Saturday, July 28, 2007

The Tour de France and Drugs

So the Tour de France is having some serious drug problems. I imagine that there are perhaps ten other people in North America who care. Which is too bad because the Tour de France is perhaps the most gruelling sporting event on the planet. Anyone who thinks that that competitive cycling is easy simply has no credibility in my book. Competitive cycling, like most sports, has rampant abuse of steroids and other drugs. And this year the Tour organizers decided that they are going to take a hard line against anyone who is caught doping. They have already disqualified several riders, including Michael Rasmussen. If you don't know who he is you really have no right calling yourself a sports fan. Even if you are not a big cycling fan Rasmussen is one of the most recognizable athletes in the world. For him to be caught doping is a very big deal.

So, the Tour de France is having some serious drug problems.
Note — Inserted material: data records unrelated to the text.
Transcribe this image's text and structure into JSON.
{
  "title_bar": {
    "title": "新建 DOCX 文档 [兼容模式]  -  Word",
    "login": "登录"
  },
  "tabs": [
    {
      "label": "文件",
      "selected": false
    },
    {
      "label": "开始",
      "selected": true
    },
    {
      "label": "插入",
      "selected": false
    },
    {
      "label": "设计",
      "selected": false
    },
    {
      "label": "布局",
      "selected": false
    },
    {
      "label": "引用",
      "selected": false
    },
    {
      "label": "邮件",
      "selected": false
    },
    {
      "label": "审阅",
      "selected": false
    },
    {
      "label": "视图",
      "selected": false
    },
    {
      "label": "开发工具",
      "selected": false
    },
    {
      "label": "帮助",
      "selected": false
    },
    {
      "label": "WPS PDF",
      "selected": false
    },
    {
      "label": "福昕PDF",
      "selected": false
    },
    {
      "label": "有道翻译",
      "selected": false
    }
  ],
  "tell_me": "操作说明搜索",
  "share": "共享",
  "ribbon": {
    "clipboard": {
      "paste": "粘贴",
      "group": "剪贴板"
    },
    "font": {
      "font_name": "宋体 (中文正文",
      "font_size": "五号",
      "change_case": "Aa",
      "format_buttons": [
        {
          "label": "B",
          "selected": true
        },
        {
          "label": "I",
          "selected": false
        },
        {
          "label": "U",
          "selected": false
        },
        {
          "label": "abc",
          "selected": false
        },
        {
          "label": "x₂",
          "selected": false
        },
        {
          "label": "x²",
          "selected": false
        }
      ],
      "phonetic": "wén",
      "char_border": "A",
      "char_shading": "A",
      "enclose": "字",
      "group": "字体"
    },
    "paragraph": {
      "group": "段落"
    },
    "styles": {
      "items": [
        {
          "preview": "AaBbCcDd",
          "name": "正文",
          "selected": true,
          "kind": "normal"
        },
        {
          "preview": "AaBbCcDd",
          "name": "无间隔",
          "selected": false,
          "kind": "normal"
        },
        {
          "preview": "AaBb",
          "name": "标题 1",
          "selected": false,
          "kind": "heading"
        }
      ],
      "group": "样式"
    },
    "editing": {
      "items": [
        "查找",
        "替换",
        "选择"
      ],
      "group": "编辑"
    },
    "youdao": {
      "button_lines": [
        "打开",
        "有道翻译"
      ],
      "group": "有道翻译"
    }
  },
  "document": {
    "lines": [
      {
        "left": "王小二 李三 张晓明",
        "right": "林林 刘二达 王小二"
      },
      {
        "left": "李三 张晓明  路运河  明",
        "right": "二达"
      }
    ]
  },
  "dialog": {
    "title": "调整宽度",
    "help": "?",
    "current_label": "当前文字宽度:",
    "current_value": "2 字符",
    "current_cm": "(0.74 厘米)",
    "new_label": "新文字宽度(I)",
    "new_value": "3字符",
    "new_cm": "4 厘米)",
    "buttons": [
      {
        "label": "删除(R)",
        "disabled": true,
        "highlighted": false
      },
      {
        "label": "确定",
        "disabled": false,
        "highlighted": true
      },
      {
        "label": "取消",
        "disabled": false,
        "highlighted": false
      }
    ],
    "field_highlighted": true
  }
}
What is to be done about it. To start with the doping charges have cast a pretty long shadow over this year's race. How much does the race mean if some of the best cyclists in the world are disqualified? Perhaps it is time to stop worrying about athletes doping. It is, at some level, an admission of defeat, but it is also an acceptance of reality. Drugs are already a Neddy-No-No amongst sports regulators, and many athletes simply don't care. If anything, the use of performance enhancing substances is increasing. Allowing their use would simply be accepting the world as it really is. Athletes have always gone to extremes to gain a competitive edge. Runners are known to breathe pure oxygen before races. Some have gone as far as having blood transfusions when running at high altitude to increase the oxygen content in their blood. Special diets (of every imaginable type) are common amongst athletes. Vitamins and dietary supplements are widely used. Where does one draw the line between a legal and illegal substance?

Sooner or later the sporting community is going to have to have to deal with this issue. The current policy of zero tolerance, inspired largely by America's idiotic (and disastrous) war on drugs,  is not working. Let's replace it with a use at your own risk policy.  This is not an ideal solution, but would it be any worse than the mess that we are in now?